Kritik der verstehenden Vernunft by Vittorio Hösle
Autor:Vittorio Hösle
Die sprache: deu
Format: epub
Tags: Philosophie: Allgemeines, Nachschlagewerke
Herausgeber: C.H.Beck
veröffentlicht: 2018-05-23T16:00:00+00:00
1.3.1.Transzendentale Ästhetik der Hermeneutik: Was wahrgenommen werden muß, damit Verstehen möglich ist
Ausgangspunkt der hier vorgelegten Theorie ist die Annahme, daß sowohl die verstehenden als auch die zu verstehenden Wesen erstens einen Leib haben und zweitens einander nur über die physische Äußerung mentaler Prozesse verstehen können. Ich halte weder die erste noch die zweite Annahme für analytisch wahr; denn ich kann mir erstens körperlose Geister vorstellen (siehe oben S. 58), und ich kenne zweitens kein Argument gegen die Möglichkeit telepathischer Kommunikation zwischen Geistwesen mit Körpern. (Das gilt a fortiori für Kommunikation zwischen körperlosen Geistwesen. Diese könnten etwa durch einen reinen Willensakt bei anderen Geistwesen anfragen, ob sie für Kommunikation zur Verfügung stehen, da völlige Transparenz des eigenen mentalen Lebens für jeden anderen kaum wünschenswert sein kann.) Doch sind Vorstellungskraft und mangelnde Vertrautheit mit Gegenargumenten kein positiver Beweis für die Möglichkeit einer Existenz. Wie auch immer es damit bestellt sein mag, ich abstrahiere hier völlig von dieser Möglichkeit und lege den in unserer Welt geltenden Normalfall zugrunde, daß Fremdseelisches nur durch den physischen Ausdruck zugänglich wird. Die Komplexität dieser Kommunikationsform ist axiologisch faszinierend.

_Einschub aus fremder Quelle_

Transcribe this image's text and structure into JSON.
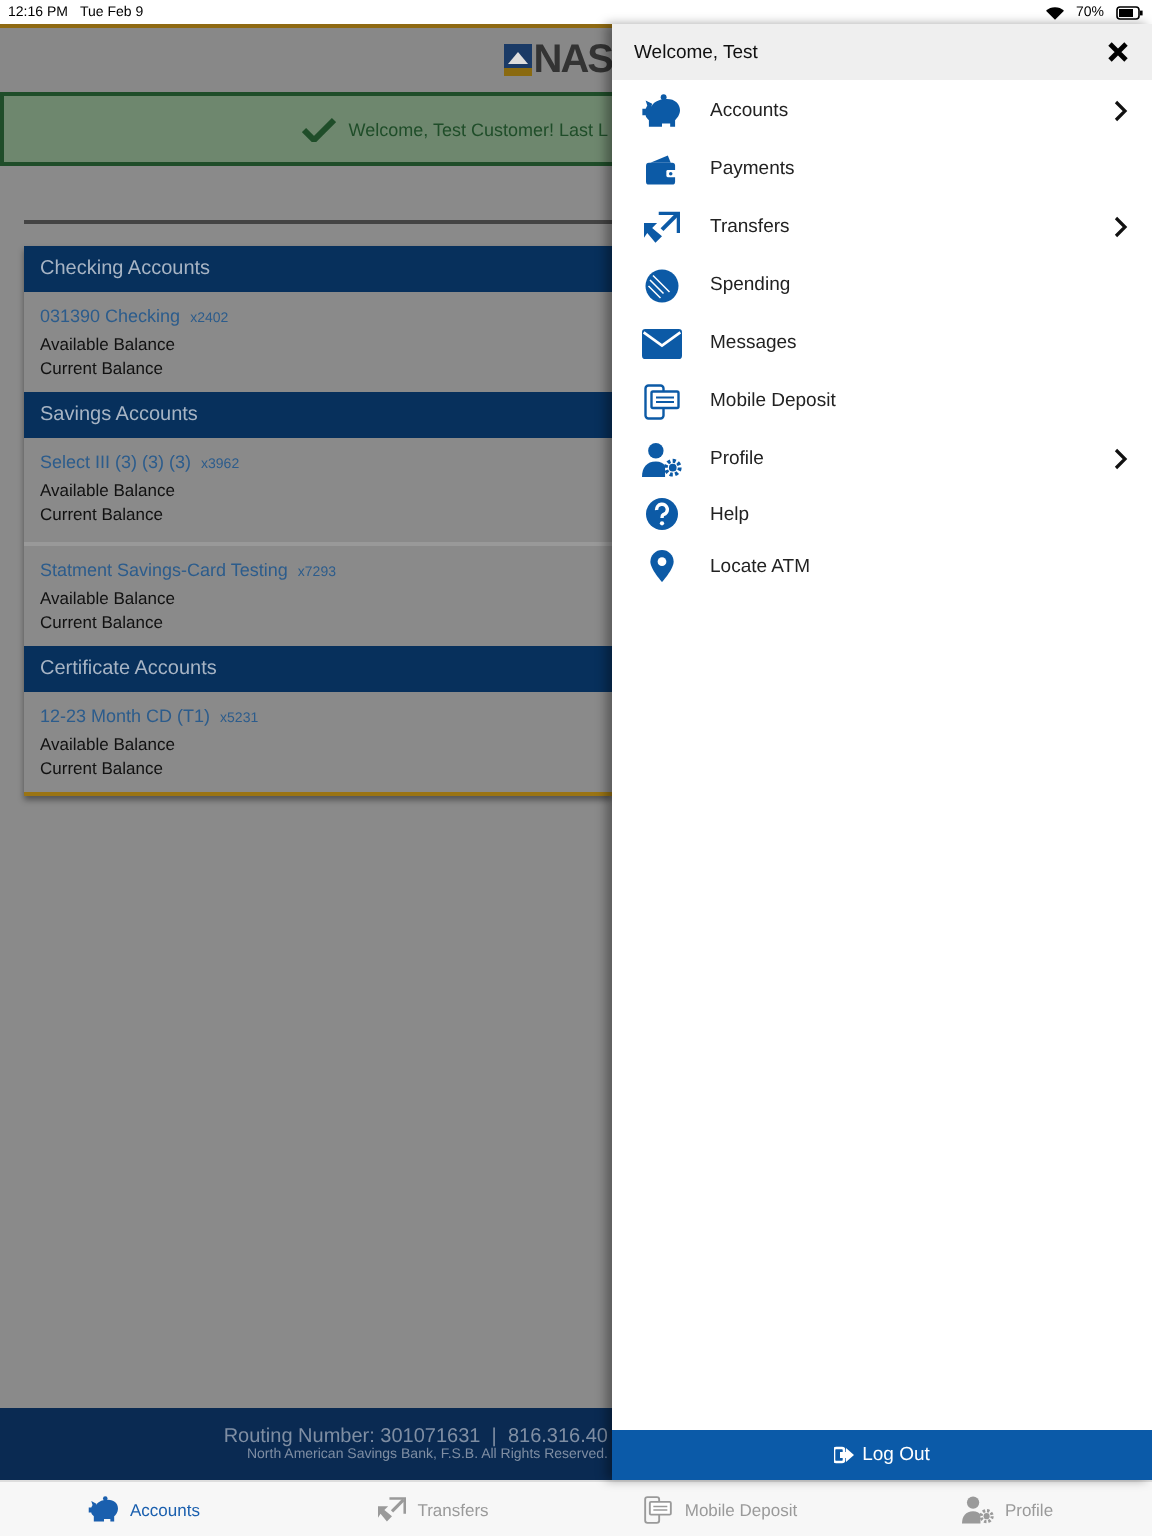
{
  "status_bar": {
    "time": "12:16 PM",
    "date": "Tue Feb 9",
    "battery": "70%"
  },
  "header": {
    "logo": "NAS"
  },
  "banner": {
    "message": "Welcome, Test Customer! Last L"
  },
  "account_groups": [
    {
      "title": "Checking Accounts",
      "accounts": [
        {
          "name": "031390 Checking",
          "number": "x2402",
          "available_label": "Available Balance",
          "current_label": "Current Balance"
        }
      ]
    },
    {
      "title": "Savings Accounts",
      "accounts": [
        {
          "name": "Select III (3) (3) (3)",
          "number": "x3962",
          "available_label": "Available Balance",
          "current_label": "Current Balance"
        },
        {
          "name": "Statment Savings-Card Testing",
          "number": "x7293",
          "available_label": "Available Balance",
          "current_label": "Current Balance"
        }
      ]
    },
    {
      "title": "Certificate Accounts",
      "accounts": [
        {
          "name": "12-23 Month CD (T1)",
          "number": "x5231",
          "available_label": "Available Balance",
          "current_label": "Current Balance"
        }
      ]
    }
  ],
  "footer": {
    "routing": "Routing Number: 301071631  |  816.316.40",
    "copyright": "North American Savings Bank, F.S.B. All Rights Reserved."
  },
  "menu": {
    "greeting": "Welcome, Test",
    "items": [
      {
        "label": "Accounts",
        "has_submenu": true
      },
      {
        "label": "Payments",
        "has_submenu": false
      },
      {
        "label": "Transfers",
        "has_submenu": true
      },
      {
        "label": "Spending",
        "has_submenu": false
      },
      {
        "label": "Messages",
        "has_submenu": false
      },
      {
        "label": "Mobile Deposit",
        "has_submenu": false
      },
      {
        "label": "Profile",
        "has_submenu": true
      },
      {
        "label": "Help",
        "has_submenu": false
      },
      {
        "label": "Locate ATM",
        "has_submenu": false
      }
    ],
    "logout": "Log Out"
  },
  "tab_bar": [
    {
      "label": "Accounts",
      "selected": true
    },
    {
      "label": "Transfers",
      "selected": false
    },
    {
      "label": "Mobile Deposit",
      "selected": false
    },
    {
      "label": "Profile",
      "selected": false
    }
  ]
}
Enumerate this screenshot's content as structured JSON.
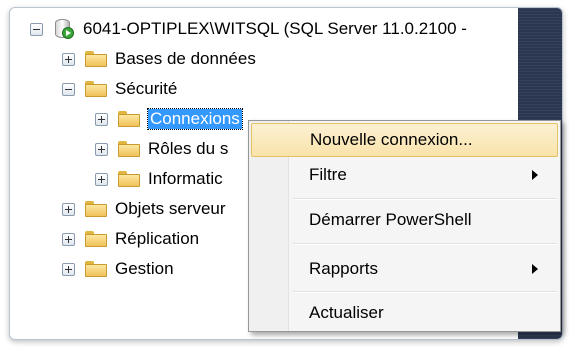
{
  "tree": {
    "server_label": "6041-OPTIPLEX\\WITSQL (SQL Server 11.0.2100 -",
    "items": [
      {
        "label": "Bases de données"
      },
      {
        "label": "Sécurité"
      },
      {
        "label": "Connexions"
      },
      {
        "label": "Rôles du s"
      },
      {
        "label": "Informatic"
      },
      {
        "label": "Objets serveur"
      },
      {
        "label": "Réplication"
      },
      {
        "label": "Gestion"
      }
    ]
  },
  "context_menu": {
    "items": [
      {
        "label": "Nouvelle connexion..."
      },
      {
        "label": "Filtre"
      },
      {
        "label": "Démarrer PowerShell"
      },
      {
        "label": "Rapports"
      },
      {
        "label": "Actualiser"
      }
    ]
  },
  "colors": {
    "selection": "#3399ff",
    "menu_hover": "#f9e3aa",
    "side_panel": "#2b3750"
  }
}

Aus dem Gesagten folgt, daß Verstehen nur möglich ist, wenn es ein Wahrnehmen physischer Objekte gibt – denn nur wenn ich den Ausdruck, also ein physisches Objekt, erkenne, habe ich eine Chance, zu Fremdseelischem vorzustoßen. In Wahrheit gehören die physischen Objekte, ohne deren Wahrnehmung Verstehen gar nicht beginnen könnte, zu drei unterschiedlichen Klassen. Nur eine ist der Gegenstand perzeptiven Verstehens; aber zu dem, was an perzeptivem Verstehen mehr ist als bloße Wahrnehmung, könnte es gar nicht kommen, wenn nicht die beiden anderen Klassen ebenfalls Gegenstände der Wahrnehmung wären. Damit ist nicht gesagt, daß jede Wahrnehmung äußerer Gegenstände zur transzendentalen Ästhetik gehört. Denn wie wir noch sehen werden, ist die Wahrnehmung der bezeichneten äußeren Gegenstände notwendige Voraussetzung der ersten Zuschreibungen propositionaler Einstellungen im Falle radikaler Interpretation, aber diese sind erst in der transzendentalen Logik der Hermeneutik thematisch.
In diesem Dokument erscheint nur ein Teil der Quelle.